As this is your first time directing a narrative feature film, were there ever any moments during production where your cast surprised or impressed you?

Everyone impressed me, on every level. When you’re making an indie film, you don’t have money to pay people that much. No one needs to be there, no one’s paying rent with this kind of money—if anything, you’re probably losing money working 14 hour days. So that means people are there because they want to be, and when they want to be there it’s not a job to them, either. That’s what makes the spirit of indie filmmaking super exciting, because they want to execute on a level of artistry that they don’t normally get to.

I’m blown away by every day that people gave me, every moment. Everything. We had 30 P.A.s, and we had free food from the community, we had free locations, the actors giving me so much more than I would have ever expected and dreamt of. Even down to the sound mixer and the colorist, this is all levels of people [saying], ‘I really want to be a part of this.’ This is why a lot of these people got into film. It’s unfortunate that we don’t always get to do things that we want to, but this is one of those projects that was really exciting. So, there were surprises everywhere.

So, as it’s taken so long for this film to reach the screen, how are you feeling about the premiere? What do you hope audiences can take away from watching the film?

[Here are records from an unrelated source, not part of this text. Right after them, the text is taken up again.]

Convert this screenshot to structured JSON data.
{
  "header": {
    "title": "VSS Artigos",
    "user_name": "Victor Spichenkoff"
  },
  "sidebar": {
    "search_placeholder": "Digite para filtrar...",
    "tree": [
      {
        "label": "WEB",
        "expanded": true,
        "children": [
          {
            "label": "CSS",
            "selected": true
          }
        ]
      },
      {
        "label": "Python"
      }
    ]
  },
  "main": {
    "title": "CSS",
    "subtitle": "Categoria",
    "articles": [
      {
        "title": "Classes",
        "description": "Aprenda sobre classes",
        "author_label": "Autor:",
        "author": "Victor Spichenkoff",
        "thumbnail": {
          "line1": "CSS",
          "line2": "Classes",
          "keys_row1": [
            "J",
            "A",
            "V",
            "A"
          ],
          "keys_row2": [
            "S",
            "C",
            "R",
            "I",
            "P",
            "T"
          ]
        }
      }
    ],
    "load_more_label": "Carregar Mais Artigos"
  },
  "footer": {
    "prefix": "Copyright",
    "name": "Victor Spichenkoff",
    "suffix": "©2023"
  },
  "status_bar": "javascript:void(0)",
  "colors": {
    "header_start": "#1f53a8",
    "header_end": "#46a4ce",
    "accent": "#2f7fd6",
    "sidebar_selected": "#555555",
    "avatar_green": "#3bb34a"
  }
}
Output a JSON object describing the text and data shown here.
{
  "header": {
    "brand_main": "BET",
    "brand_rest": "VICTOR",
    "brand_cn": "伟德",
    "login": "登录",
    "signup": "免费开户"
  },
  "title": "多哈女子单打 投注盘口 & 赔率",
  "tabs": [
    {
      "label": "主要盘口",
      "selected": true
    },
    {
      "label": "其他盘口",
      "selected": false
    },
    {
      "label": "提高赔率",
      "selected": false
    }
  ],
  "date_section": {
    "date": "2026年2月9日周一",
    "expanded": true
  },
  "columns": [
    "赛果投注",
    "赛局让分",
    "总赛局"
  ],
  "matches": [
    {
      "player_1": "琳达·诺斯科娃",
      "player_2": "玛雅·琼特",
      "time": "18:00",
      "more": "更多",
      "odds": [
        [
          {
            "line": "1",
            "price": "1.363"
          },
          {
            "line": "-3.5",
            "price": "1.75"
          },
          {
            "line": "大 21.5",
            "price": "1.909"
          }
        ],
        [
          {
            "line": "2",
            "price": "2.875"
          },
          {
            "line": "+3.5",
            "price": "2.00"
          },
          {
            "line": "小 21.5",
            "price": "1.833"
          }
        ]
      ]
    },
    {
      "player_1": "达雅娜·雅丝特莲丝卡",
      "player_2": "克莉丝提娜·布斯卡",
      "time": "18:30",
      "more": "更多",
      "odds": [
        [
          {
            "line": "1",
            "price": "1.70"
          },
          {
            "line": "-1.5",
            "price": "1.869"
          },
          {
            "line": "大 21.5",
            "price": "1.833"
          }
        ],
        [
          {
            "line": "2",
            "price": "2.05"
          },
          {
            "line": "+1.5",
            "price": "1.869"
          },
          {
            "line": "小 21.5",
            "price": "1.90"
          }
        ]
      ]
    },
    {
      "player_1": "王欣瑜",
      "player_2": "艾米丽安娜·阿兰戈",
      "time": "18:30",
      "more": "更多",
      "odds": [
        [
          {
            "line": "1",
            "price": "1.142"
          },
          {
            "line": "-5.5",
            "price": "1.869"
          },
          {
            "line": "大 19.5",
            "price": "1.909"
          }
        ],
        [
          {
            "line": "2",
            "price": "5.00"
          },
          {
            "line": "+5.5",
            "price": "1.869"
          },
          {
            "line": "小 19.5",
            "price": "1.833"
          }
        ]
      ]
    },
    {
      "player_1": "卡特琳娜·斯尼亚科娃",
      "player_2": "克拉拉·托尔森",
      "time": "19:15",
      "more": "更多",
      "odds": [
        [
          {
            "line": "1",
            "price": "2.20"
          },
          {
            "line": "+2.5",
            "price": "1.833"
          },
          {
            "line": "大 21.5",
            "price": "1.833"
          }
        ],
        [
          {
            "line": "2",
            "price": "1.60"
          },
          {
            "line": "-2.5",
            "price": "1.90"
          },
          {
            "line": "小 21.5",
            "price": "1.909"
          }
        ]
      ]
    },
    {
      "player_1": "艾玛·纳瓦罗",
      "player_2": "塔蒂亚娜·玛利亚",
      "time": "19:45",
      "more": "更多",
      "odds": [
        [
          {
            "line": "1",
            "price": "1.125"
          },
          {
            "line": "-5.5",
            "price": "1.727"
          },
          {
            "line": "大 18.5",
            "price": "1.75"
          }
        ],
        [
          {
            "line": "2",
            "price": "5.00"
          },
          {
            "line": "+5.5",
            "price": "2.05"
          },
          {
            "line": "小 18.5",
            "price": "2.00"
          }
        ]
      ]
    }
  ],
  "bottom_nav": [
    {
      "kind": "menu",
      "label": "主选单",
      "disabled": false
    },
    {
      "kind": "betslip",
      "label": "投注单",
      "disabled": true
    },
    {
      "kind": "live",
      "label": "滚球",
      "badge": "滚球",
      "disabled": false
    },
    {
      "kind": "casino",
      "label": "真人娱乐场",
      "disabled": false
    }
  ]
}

I am feeling super excited. I’ve been with this film for a long time, and being able to show it to people, even just being able to talk about it … Being able to talk to people that have no connection to me, the movie or the subject matter, and being able to hear what they say and what they take from it, has been exciting.

So, I don’t really have expectations. I know why I made the film and I know what I’ve been getting out of it, and I’m happy. I’m happy with what it is and where it’s at, and I’ve always liked this film. At this point, I’m excited to see what they take out of it and what issues they see in it, because ultimately as an artist that’s what you want. You want to create some dialogue about what you do.

Hopefully I can get another job, that’s ultimately what I want to do. So what I hope other people get out of it is, ‘Oh, there’s some ability here. I want to see what he’s going to do next.’ And that’s my journey.

Why was it so important to end the movie on a note of hope, or an uplifting note for Sister Tse?

You think it was uplifting?

I thought it was! Maybe that was just me; now I’m not sure.

That’s why I’m interested to see what people take out of it. But yeah, it’s uplifting. I ultimately had to do right by the character, and she had to go through the arc of understanding that things that we chase, dreams that we have, are selfish sometimes. She had to go through that to understand that, to understand who she is and what she can be.